When FFL Partners acquired Crisis Prevention Institute in 2016, it was far from an impulse buy – according to Cas Schneller, an FFL partner, the firm had been watching the business for quite some time. “CPI was a name that was on our high-priority list,” he tells Buyouts.
But getting it there was not instantaneous. It was the result of a process built into the firm’s business model with a name that sounds more geological than financial: Sub-Sector Exploration and Expertise Development, or SEED. This process was one of the reasons FFL earned our prize for the 2019 Middle Market Deal of the Year.

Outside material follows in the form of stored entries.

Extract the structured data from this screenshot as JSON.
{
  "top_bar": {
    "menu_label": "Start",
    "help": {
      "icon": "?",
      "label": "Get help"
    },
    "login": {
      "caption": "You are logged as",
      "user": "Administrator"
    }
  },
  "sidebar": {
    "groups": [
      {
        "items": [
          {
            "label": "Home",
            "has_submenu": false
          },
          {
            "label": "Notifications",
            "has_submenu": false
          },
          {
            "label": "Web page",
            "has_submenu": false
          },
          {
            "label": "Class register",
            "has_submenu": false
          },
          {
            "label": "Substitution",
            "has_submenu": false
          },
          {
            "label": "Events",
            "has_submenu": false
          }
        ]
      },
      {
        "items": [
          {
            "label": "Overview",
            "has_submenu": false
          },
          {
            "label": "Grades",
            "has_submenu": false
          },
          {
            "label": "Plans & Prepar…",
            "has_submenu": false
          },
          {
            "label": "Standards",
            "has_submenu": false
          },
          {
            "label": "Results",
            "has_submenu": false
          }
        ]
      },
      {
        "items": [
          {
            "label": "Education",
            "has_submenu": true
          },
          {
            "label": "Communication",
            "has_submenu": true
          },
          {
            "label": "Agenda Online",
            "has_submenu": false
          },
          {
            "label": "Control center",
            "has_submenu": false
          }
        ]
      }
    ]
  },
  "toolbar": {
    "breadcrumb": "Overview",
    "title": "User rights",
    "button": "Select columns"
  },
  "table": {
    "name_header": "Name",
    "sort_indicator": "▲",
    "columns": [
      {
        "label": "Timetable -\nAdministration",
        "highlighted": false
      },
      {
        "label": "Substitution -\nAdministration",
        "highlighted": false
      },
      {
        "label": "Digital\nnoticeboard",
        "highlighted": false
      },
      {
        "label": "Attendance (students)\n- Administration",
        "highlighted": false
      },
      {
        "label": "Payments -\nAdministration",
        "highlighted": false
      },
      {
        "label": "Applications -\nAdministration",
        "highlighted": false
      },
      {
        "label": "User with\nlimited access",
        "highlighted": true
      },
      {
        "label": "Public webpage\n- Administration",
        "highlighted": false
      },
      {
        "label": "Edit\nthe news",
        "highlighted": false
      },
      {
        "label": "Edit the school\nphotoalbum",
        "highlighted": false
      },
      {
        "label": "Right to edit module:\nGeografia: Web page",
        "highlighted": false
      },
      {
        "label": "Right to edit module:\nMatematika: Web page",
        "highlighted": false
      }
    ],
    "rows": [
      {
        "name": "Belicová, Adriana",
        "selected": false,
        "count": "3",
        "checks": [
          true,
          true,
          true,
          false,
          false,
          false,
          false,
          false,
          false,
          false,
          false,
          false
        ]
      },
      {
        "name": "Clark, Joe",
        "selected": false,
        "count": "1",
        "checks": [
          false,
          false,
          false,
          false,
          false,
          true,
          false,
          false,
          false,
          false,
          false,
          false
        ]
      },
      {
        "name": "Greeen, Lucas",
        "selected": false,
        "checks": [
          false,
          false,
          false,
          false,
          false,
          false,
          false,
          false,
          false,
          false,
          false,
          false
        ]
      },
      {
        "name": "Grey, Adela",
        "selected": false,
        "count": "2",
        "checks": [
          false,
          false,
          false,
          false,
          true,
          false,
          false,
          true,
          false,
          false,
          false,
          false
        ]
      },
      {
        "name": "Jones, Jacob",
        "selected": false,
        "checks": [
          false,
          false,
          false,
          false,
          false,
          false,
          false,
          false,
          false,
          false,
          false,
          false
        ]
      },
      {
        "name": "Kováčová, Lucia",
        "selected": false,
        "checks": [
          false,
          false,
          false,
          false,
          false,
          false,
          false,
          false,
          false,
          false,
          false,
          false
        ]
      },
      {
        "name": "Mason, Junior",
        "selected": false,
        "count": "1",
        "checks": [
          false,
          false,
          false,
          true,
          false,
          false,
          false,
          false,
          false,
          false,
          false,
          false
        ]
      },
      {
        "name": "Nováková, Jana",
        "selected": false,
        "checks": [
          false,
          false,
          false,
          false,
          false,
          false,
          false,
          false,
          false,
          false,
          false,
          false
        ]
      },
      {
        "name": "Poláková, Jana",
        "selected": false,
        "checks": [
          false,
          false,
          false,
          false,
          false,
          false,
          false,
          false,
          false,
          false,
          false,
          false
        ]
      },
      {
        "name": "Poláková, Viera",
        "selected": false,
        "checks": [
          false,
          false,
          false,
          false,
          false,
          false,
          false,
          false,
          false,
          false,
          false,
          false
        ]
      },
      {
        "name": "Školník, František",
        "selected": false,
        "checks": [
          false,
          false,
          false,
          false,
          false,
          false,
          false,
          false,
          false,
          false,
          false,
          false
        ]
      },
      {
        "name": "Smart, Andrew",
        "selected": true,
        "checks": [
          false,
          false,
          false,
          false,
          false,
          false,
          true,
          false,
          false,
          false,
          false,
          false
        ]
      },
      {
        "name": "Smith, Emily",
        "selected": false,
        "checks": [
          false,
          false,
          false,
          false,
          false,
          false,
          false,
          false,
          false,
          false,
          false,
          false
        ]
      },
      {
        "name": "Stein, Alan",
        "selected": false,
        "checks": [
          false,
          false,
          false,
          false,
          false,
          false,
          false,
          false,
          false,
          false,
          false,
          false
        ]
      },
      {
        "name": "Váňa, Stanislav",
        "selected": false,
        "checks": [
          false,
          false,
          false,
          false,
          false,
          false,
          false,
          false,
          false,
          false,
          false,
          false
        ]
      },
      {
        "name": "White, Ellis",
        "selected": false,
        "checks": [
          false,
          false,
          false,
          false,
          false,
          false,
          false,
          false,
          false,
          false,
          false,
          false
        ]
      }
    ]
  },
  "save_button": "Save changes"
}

“We identify niches that we’re going to go deep in,” Schneller says about SEED, calling it a “top-down thematic approach to investing where we say we are going to look for powerful secular trends in industry sectors we like and we’re going to research them deeply before we ever make an investment.”
After Schneller took over FFL’s business services vertical, he identified human resources services as an attractive area and spent his first six months identifying the four or five “seeds” within that field to focus on. One of those seeds was “non-discretionary training.” Schneller saw what he calls a “war for talent,” meaning it has become increasingly critical for businesses to retain and “upskill” their workforces – therefore there was a built-in market.
CPI provides workplace training focusing on the safe management of disruptive and assaultive behavior. It serves everyone from behavioral healthcare professionals to correctional facility staffers. “There were a lot of aspects of this that both were kind of feel-good but also clearly were solving important problems, so we felt like the demand would be very high,” Schneller says.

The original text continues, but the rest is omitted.